In this letter, Rousseau pleads against the plans to have a theatre built in his hometown, Geneva, since he fears that it will lead to moral decay. He contrasts the stern, solemn and passivising experience that the theatre offers with the vibrancy, comingling and gaiety of the festival, in which ‘spokespeople and mediators are not necessary’ (40). Lorey uses this opposition as the starting point for her reconstruction of the grounds of democracy. Usually, democracies are understood as the rule of a self-governing demos. In the shadow of the demos, however, remains the multitudo: the ‘countless many’ who are ‘dispersed and difficult to govern’ and ‘have always been seen as a threat’ (16). In Rousseau’s dynamic and playful festival, Lorey finds a model for a democracy that evades the pitfalls of representation by favouring spontaneity and relative invisibility.
Lorey sees this form of democracy, present in the assembly of the multitude, as embodied in a number of protest movements. Among others, she mentions the Paris Commune, the Movimiento 15-M in Spain as well as Occupy. These all, for her, fundamentally break with the idea of a democratic movement needing to wed itself to a united demos to be effective. One should note, however, that her position on these issues is not without its critics. In the German-speaking context, Juliane Rebentisch and Marina Martinez Mateo have offered forceful defences of a representative democracy open to plurality and transformation. It is instructive to trace how they too engage in a critical discussion of Rousseau’s argument for the festival, only to arrive at vastly different results than Lorey. Both see representation as unavoidable for any foundation of political sovereignty, and thus something to be attentively cared for instead of neglected.
Finally, there is a last question that Lorey must face. Since hers is a work that attempts to take seriously a present that does not content itself with being postponed, should it not assure us that it is open to all methods available to tackle this very present’s demands? How, for instance, are we to approach the striking climate catastrophe if not by an imperfect body of global governance? Do we need to abandon these systems completely, or should we, begrudgingly, at least partially play with the cards we are dealt with? Are the people in Ukraine best helped by being advised to ‘de-subjectivise’, as Lorey contended in April 2022? Or might it not be the case that Russia’s imperialist claim to hegemony leaves no alternative than for the people of Ukraine to assert themselves as Ukrainians in an emphatic sense?

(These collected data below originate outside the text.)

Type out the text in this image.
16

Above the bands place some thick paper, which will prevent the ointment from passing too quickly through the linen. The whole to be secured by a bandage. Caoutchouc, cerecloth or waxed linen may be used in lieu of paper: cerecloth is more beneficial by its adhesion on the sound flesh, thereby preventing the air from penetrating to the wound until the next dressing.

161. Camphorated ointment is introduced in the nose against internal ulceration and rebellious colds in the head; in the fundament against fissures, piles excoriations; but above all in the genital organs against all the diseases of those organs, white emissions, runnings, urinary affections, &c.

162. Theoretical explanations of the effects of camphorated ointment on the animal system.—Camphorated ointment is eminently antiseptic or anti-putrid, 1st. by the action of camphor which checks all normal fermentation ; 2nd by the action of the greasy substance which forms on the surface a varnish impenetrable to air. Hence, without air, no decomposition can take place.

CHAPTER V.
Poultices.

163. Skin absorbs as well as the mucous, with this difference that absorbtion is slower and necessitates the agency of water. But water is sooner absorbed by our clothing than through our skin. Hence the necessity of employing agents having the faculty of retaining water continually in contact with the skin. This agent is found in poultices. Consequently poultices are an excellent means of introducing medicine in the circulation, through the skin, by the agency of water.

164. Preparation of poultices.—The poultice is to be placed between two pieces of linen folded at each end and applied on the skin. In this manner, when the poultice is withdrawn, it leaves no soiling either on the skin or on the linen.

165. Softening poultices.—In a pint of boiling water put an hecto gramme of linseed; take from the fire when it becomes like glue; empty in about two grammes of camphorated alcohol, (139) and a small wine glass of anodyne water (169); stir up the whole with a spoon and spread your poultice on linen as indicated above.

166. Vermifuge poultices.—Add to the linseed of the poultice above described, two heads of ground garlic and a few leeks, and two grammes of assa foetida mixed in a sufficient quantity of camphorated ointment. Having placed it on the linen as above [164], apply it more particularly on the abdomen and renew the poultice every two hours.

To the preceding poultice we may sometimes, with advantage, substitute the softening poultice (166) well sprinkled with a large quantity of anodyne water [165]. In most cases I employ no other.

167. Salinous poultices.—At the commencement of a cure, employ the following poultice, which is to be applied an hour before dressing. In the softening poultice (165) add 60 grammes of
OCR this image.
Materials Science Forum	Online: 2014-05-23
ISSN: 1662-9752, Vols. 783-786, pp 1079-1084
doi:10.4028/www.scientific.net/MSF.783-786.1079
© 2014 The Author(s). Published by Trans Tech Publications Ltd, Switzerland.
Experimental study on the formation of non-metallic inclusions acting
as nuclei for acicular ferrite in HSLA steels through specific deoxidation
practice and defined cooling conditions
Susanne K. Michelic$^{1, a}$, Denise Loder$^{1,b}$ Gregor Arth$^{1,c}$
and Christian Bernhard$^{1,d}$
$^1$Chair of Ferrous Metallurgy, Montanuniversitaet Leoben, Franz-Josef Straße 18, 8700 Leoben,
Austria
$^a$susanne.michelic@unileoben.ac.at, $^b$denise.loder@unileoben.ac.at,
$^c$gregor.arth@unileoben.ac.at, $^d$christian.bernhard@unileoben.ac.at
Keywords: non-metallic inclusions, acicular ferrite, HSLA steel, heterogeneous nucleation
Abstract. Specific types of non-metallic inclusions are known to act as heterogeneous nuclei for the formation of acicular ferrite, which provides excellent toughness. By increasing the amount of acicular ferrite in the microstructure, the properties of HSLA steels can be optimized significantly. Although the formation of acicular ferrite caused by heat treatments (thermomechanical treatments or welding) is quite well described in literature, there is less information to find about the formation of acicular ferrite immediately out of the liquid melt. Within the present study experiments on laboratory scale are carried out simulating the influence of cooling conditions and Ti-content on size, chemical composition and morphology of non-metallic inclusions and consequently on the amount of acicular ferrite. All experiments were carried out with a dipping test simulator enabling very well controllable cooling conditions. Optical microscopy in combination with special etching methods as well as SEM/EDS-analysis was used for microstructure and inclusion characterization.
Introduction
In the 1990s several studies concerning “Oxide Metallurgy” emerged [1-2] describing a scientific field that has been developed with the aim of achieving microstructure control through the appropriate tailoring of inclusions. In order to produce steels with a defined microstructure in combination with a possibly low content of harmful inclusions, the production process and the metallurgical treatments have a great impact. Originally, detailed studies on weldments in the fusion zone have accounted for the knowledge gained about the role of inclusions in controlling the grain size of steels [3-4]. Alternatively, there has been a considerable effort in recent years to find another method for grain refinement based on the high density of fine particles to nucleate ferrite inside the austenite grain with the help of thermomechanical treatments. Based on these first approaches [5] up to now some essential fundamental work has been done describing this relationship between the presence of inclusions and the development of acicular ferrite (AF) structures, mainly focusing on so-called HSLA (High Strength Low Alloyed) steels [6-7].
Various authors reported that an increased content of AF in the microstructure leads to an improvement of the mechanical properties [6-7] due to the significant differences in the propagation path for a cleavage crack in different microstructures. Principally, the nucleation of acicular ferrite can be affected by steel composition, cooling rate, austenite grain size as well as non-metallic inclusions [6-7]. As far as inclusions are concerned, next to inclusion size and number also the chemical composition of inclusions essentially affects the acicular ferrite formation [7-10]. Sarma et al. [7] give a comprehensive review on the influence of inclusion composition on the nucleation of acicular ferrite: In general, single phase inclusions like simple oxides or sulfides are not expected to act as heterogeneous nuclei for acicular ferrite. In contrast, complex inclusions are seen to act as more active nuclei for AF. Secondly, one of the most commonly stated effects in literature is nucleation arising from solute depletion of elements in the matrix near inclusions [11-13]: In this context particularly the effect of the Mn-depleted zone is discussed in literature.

There are no clear-cut answers to these questions, which makes them all the more worth engaging with. It is to Lorey’s credit that she has initiated an exchange between political activism and political theory, placing them on an equal footing, although it is unclear whether this suffices for an all-inclusive account of the possibilities open to emancipatory politics today. If it does not, then the book at the least offers an elaborate sketch of a form of political organisation that has hitherto been neglected as well as a scathing critique of the representationalist paradigm that needs to be taken into account whenever inclusion is spoken of too frivolously.